The memo, the second in a week, calls for the formation of a single, unified teacher to handle the education needs of  Vermont public schools.

“It's more of a thought experiment than a practical use of time,” admitted one of the memo’s authors, Marge Aldistricts. “If we're serious about slashing education spending, we must keep all options on the table — including forced teacher consolidation."



The memo concludes that, through a little gentle human splicing, Vermont could consolidate all of its teachers into one heaping mass. The resulting teacher would increase the state’s overall student-to-staff ratio to an impressive 90,000 to 1.

“Critics will be quick to write off human splicing as not politically viable, but you've got to give us credit for at least thinking about this stuff,” said Aldistricts. “I mean, just think about how much easier it would be to cut teacher pay and health benefits if we only had to impose — er, negotiate — a contract with one other person.”

Education advocates say schools still need time to adjust to the changes resulting from the Act 46 district consolidation law before they can entertain thoughts of human blending.

“Perhaps we should take some time to fully examine Act 46's impact before we start toying with the very fabric of life,” said teacher and huge fan of education in general, Claire Yermine. “I will admit though, merging with other teachers would certainly make carpooling much easier.”

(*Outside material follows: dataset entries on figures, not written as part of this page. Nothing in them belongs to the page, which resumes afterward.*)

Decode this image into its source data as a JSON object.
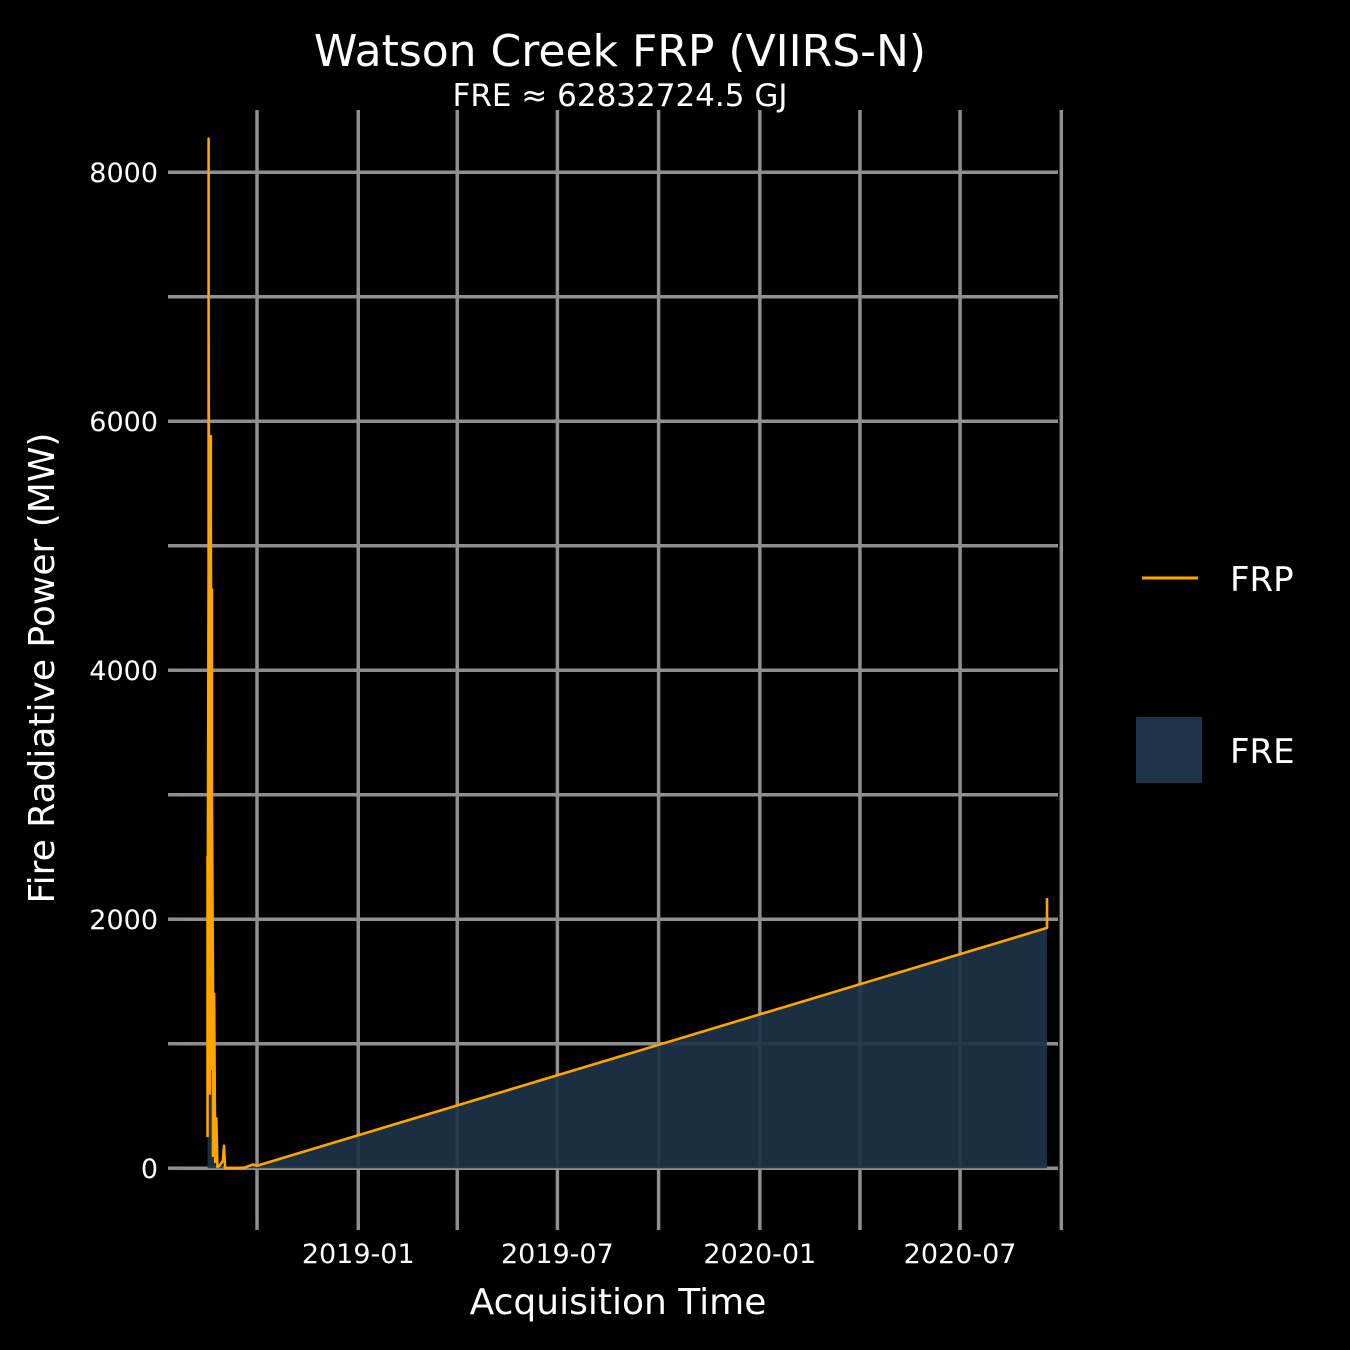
{
  "chart_data": {
    "type": "area",
    "title": "Watson Creek FRP (VIIRS-N)",
    "subtitle": "FRE ≈ 62832724.5 GJ",
    "xlabel": "Acquisition Time",
    "ylabel": "Fire Radiative Power (MW)",
    "x_scale": "date",
    "xlim": [
      "2018-07-23",
      "2020-09-28"
    ],
    "ylim": [
      -400,
      8500
    ],
    "x_ticks": [
      "2019-01",
      "2019-07",
      "2020-01",
      "2020-07"
    ],
    "x_tick_dates": [
      "2019-01-01",
      "2019-07-01",
      "2020-01-01",
      "2020-07-01"
    ],
    "x_minor_dates": [
      "2018-10-01",
      "2019-04-01",
      "2019-10-01",
      "2020-04-01",
      "2020-10-01"
    ],
    "y_ticks": [
      0,
      2000,
      4000,
      6000,
      8000
    ],
    "y_minor": [
      1000,
      3000,
      5000,
      7000
    ],
    "grid": true,
    "legend_position": "right",
    "series": [
      {
        "name": "FRP",
        "kind": "line",
        "color": "#FFA500",
        "points": [
          [
            "2018-08-17",
            250
          ],
          [
            "2018-08-17",
            2500
          ],
          [
            "2018-08-17",
            1300
          ],
          [
            "2018-08-18",
            4850
          ],
          [
            "2018-08-18",
            8270
          ],
          [
            "2018-08-18",
            3000
          ],
          [
            "2018-08-18",
            6900
          ],
          [
            "2018-08-19",
            1700
          ],
          [
            "2018-08-19",
            5200
          ],
          [
            "2018-08-19",
            600
          ],
          [
            "2018-08-20",
            5880
          ],
          [
            "2018-08-20",
            2500
          ],
          [
            "2018-08-20",
            5300
          ],
          [
            "2018-08-21",
            800
          ],
          [
            "2018-08-21",
            4650
          ],
          [
            "2018-08-21",
            3000
          ],
          [
            "2018-08-22",
            1400
          ],
          [
            "2018-08-22",
            100
          ],
          [
            "2018-08-23",
            1400
          ],
          [
            "2018-08-24",
            50
          ],
          [
            "2018-08-25",
            400
          ],
          [
            "2018-08-26",
            10
          ],
          [
            "2018-08-28",
            20
          ],
          [
            "2018-08-31",
            60
          ],
          [
            "2018-09-01",
            180
          ],
          [
            "2018-09-02",
            0
          ],
          [
            "2018-09-10",
            0
          ],
          [
            "2018-09-20",
            5
          ],
          [
            "2018-09-27",
            30
          ],
          [
            "2018-10-01",
            20
          ],
          [
            "2020-09-18",
            1930
          ],
          [
            "2020-09-18",
            2170
          ]
        ]
      },
      {
        "name": "FRE",
        "kind": "area",
        "color": "#1D3348",
        "points": [
          [
            "2018-08-17",
            300
          ],
          [
            "2018-08-17",
            2400
          ],
          [
            "2018-08-18",
            4800
          ],
          [
            "2018-08-19",
            1600
          ],
          [
            "2018-08-20",
            2400
          ],
          [
            "2018-08-21",
            800
          ],
          [
            "2018-08-22",
            100
          ],
          [
            "2018-08-24",
            30
          ],
          [
            "2018-09-02",
            0
          ],
          [
            "2018-09-27",
            20
          ],
          [
            "2018-10-01",
            20
          ],
          [
            "2020-09-18",
            1920
          ]
        ]
      }
    ]
  }
}
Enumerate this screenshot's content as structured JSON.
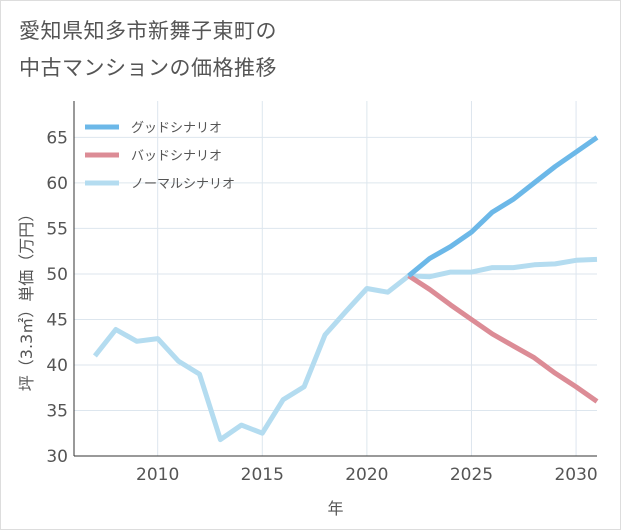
{
  "title_lines": [
    "愛知県知多市新舞子東町の",
    "中古マンションの価格推移"
  ],
  "chart_data": {
    "type": "line",
    "xlabel": "年",
    "ylabel": "坪（3.3㎡）単価（万円）",
    "xlim": [
      2006,
      2031
    ],
    "ylim": [
      30,
      69
    ],
    "xticks": [
      2010,
      2015,
      2020,
      2025,
      2030
    ],
    "yticks": [
      30,
      35,
      40,
      45,
      50,
      55,
      60,
      65
    ],
    "grid": true,
    "legend_position": "top-left",
    "series": [
      {
        "name": "グッドシナリオ",
        "color": "#6cb8e8",
        "x": [
          2022,
          2023,
          2024,
          2025,
          2026,
          2027,
          2028,
          2029,
          2030,
          2031
        ],
        "y": [
          49.8,
          51.7,
          53.0,
          54.6,
          56.8,
          58.2,
          60.0,
          61.8,
          63.4,
          65.0
        ]
      },
      {
        "name": "バッドシナリオ",
        "color": "#dc8c96",
        "x": [
          2022,
          2023,
          2024,
          2025,
          2026,
          2027,
          2028,
          2029,
          2030,
          2031
        ],
        "y": [
          49.8,
          48.3,
          46.6,
          45.0,
          43.4,
          42.1,
          40.8,
          39.1,
          37.6,
          36.0
        ]
      },
      {
        "name": "ノーマルシナリオ",
        "color": "#b4dcf0",
        "x": [
          2007,
          2008,
          2009,
          2010,
          2011,
          2012,
          2013,
          2014,
          2015,
          2016,
          2017,
          2018,
          2019,
          2020,
          2021,
          2022,
          2023,
          2024,
          2025,
          2026,
          2027,
          2028,
          2029,
          2030,
          2031
        ],
        "y": [
          41.0,
          43.9,
          42.6,
          42.9,
          40.4,
          39.0,
          31.8,
          33.4,
          32.5,
          36.2,
          37.6,
          43.3,
          45.9,
          48.4,
          48.0,
          49.8,
          49.7,
          50.2,
          50.2,
          50.7,
          50.7,
          51.0,
          51.1,
          51.5,
          51.6
        ]
      }
    ]
  }
}
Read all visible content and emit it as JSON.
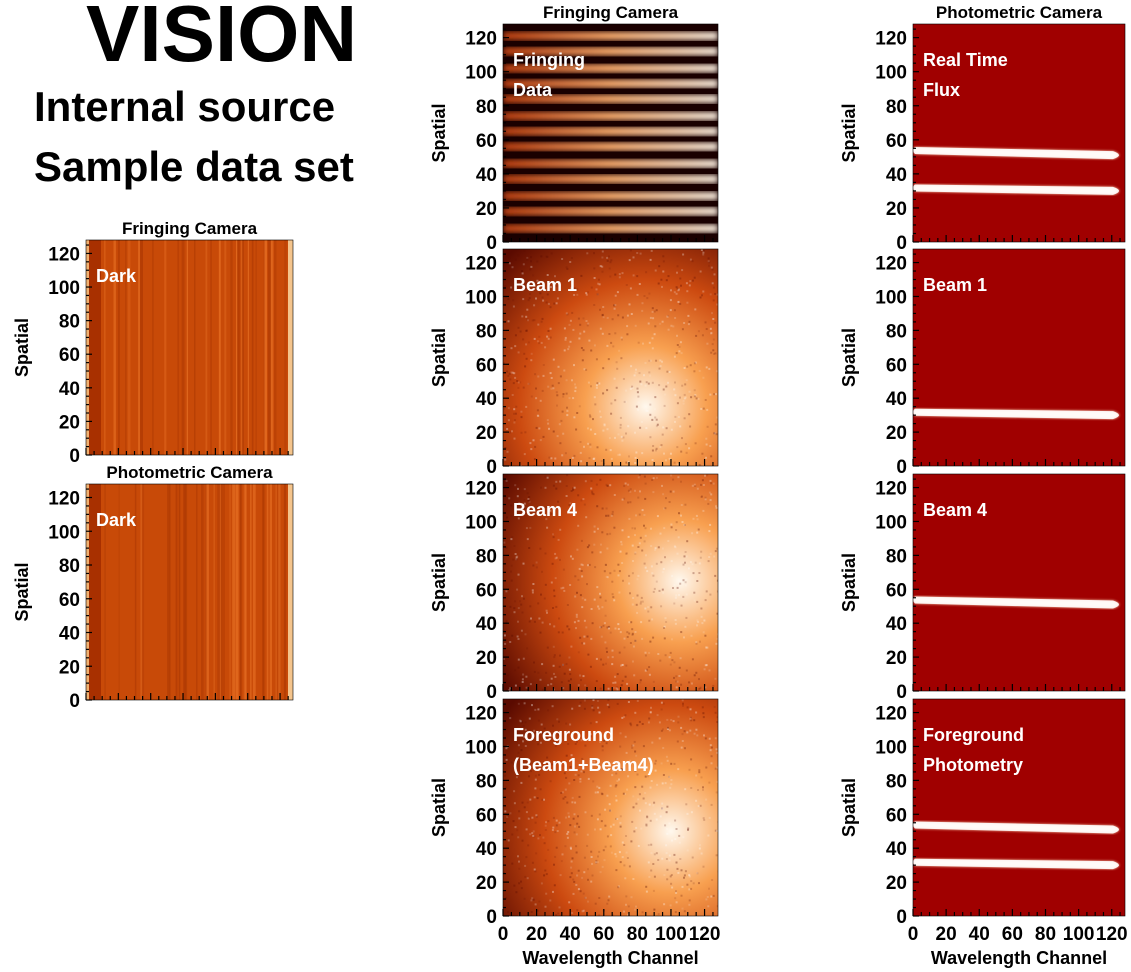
{
  "header": {
    "title": "VISION",
    "subtitle_line1": "Internal source",
    "subtitle_line2": "Sample data set"
  },
  "colors": {
    "dark_frame": "#c84a08",
    "photometric_background": "#a00000",
    "fringe_dark": "#1a0000",
    "fringe_bright": "#fff4e6",
    "beam_dark": "#5a0a00",
    "beam_bright": "#fff8ee",
    "flux_stripe": "#ffffff",
    "panel_label": "#ffffff"
  },
  "chart_data": [
    {
      "type": "heatmap",
      "id": "dark-fringing",
      "title": "Fringing Camera",
      "label": [
        "Dark"
      ],
      "ylabel": "Spatial",
      "ylim": [
        0,
        128
      ],
      "yticks": [
        0,
        20,
        40,
        60,
        80,
        100,
        120
      ],
      "xlim": [
        0,
        128
      ],
      "pattern": "vertical-stripes"
    },
    {
      "type": "heatmap",
      "id": "dark-photometric",
      "title": "Photometric Camera",
      "label": [
        "Dark"
      ],
      "ylabel": "Spatial",
      "ylim": [
        0,
        128
      ],
      "yticks": [
        0,
        20,
        40,
        60,
        80,
        100,
        120
      ],
      "xlim": [
        0,
        128
      ],
      "pattern": "vertical-stripes"
    },
    {
      "type": "heatmap",
      "id": "fringing-data",
      "title": "Fringing Camera",
      "label": [
        "Fringing",
        "Data"
      ],
      "ylabel": "Spatial",
      "ylim": [
        0,
        128
      ],
      "yticks": [
        0,
        20,
        40,
        60,
        80,
        100,
        120
      ],
      "xlim": [
        0,
        128
      ],
      "pattern": "fringes",
      "fringe_rows": [
        8,
        18,
        27,
        37,
        46,
        56,
        65,
        74,
        84,
        93,
        102,
        112,
        121
      ]
    },
    {
      "type": "heatmap",
      "id": "fringing-beam1",
      "label": [
        "Beam 1"
      ],
      "ylabel": "Spatial",
      "ylim": [
        0,
        128
      ],
      "yticks": [
        0,
        20,
        40,
        60,
        80,
        100,
        120
      ],
      "xlim": [
        0,
        128
      ],
      "pattern": "diffuse",
      "peak_x": 85,
      "peak_y": 35
    },
    {
      "type": "heatmap",
      "id": "fringing-beam4",
      "label": [
        "Beam 4"
      ],
      "ylabel": "Spatial",
      "ylim": [
        0,
        128
      ],
      "yticks": [
        0,
        20,
        40,
        60,
        80,
        100,
        120
      ],
      "xlim": [
        0,
        128
      ],
      "pattern": "diffuse",
      "peak_x": 105,
      "peak_y": 65
    },
    {
      "type": "heatmap",
      "id": "fringing-foreground",
      "label": [
        "Foreground",
        "(Beam1+Beam4)"
      ],
      "ylabel": "Spatial",
      "xlabel": "Wavelength Channel",
      "ylim": [
        0,
        128
      ],
      "yticks": [
        0,
        20,
        40,
        60,
        80,
        100,
        120
      ],
      "xlim": [
        0,
        128
      ],
      "xticks": [
        0,
        20,
        40,
        60,
        80,
        100,
        120
      ],
      "pattern": "diffuse",
      "peak_x": 100,
      "peak_y": 50
    },
    {
      "type": "heatmap",
      "id": "photometric-flux",
      "title": "Photometric Camera",
      "label": [
        "Real Time",
        "Flux"
      ],
      "ylabel": "Spatial",
      "ylim": [
        0,
        128
      ],
      "yticks": [
        0,
        20,
        40,
        60,
        80,
        100,
        120
      ],
      "xlim": [
        0,
        128
      ],
      "pattern": "stripes",
      "stripes": [
        [
          0,
          54,
          128,
          51
        ],
        [
          0,
          32,
          128,
          30
        ]
      ]
    },
    {
      "type": "heatmap",
      "id": "photometric-beam1",
      "label": [
        "Beam 1"
      ],
      "ylabel": "Spatial",
      "ylim": [
        0,
        128
      ],
      "yticks": [
        0,
        20,
        40,
        60,
        80,
        100,
        120
      ],
      "xlim": [
        0,
        128
      ],
      "pattern": "stripes",
      "stripes": [
        [
          0,
          32,
          128,
          30
        ]
      ]
    },
    {
      "type": "heatmap",
      "id": "photometric-beam4",
      "label": [
        "Beam 4"
      ],
      "ylabel": "Spatial",
      "ylim": [
        0,
        128
      ],
      "yticks": [
        0,
        20,
        40,
        60,
        80,
        100,
        120
      ],
      "xlim": [
        0,
        128
      ],
      "pattern": "stripes",
      "stripes": [
        [
          0,
          54,
          128,
          51
        ]
      ]
    },
    {
      "type": "heatmap",
      "id": "photometric-foreground",
      "label": [
        "Foreground",
        "Photometry"
      ],
      "ylabel": "Spatial",
      "xlabel": "Wavelength Channel",
      "ylim": [
        0,
        128
      ],
      "yticks": [
        0,
        20,
        40,
        60,
        80,
        100,
        120
      ],
      "xlim": [
        0,
        128
      ],
      "xticks": [
        0,
        20,
        40,
        60,
        80,
        100,
        120
      ],
      "pattern": "stripes",
      "stripes": [
        [
          0,
          54,
          128,
          51
        ],
        [
          0,
          32,
          128,
          30
        ]
      ]
    }
  ]
}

Administration officials acknowledged that now may not be the time or place to physically conjoin educators, but seemed confident the idea could eventually gain traction.

“When people hear ‘consolidation,’ they think top-down uniformity,” Aldistricts said. “But this lab-made ‘super teacher’ would theoretically be the most unique, diverse teacher you could ever hope to hire. And virtually overnight, you'd go from dozens of teachers being forced to purchase school supplies with their own money to just one.”

The Scott administration said its plans to release a more detailed planning memo in the future, but for now just wanted to reiterate that human splicing was “pretty cool to think about.”
The Parmelee Post is an occasional series featuring tough investigative reporting on news that hasn't happened.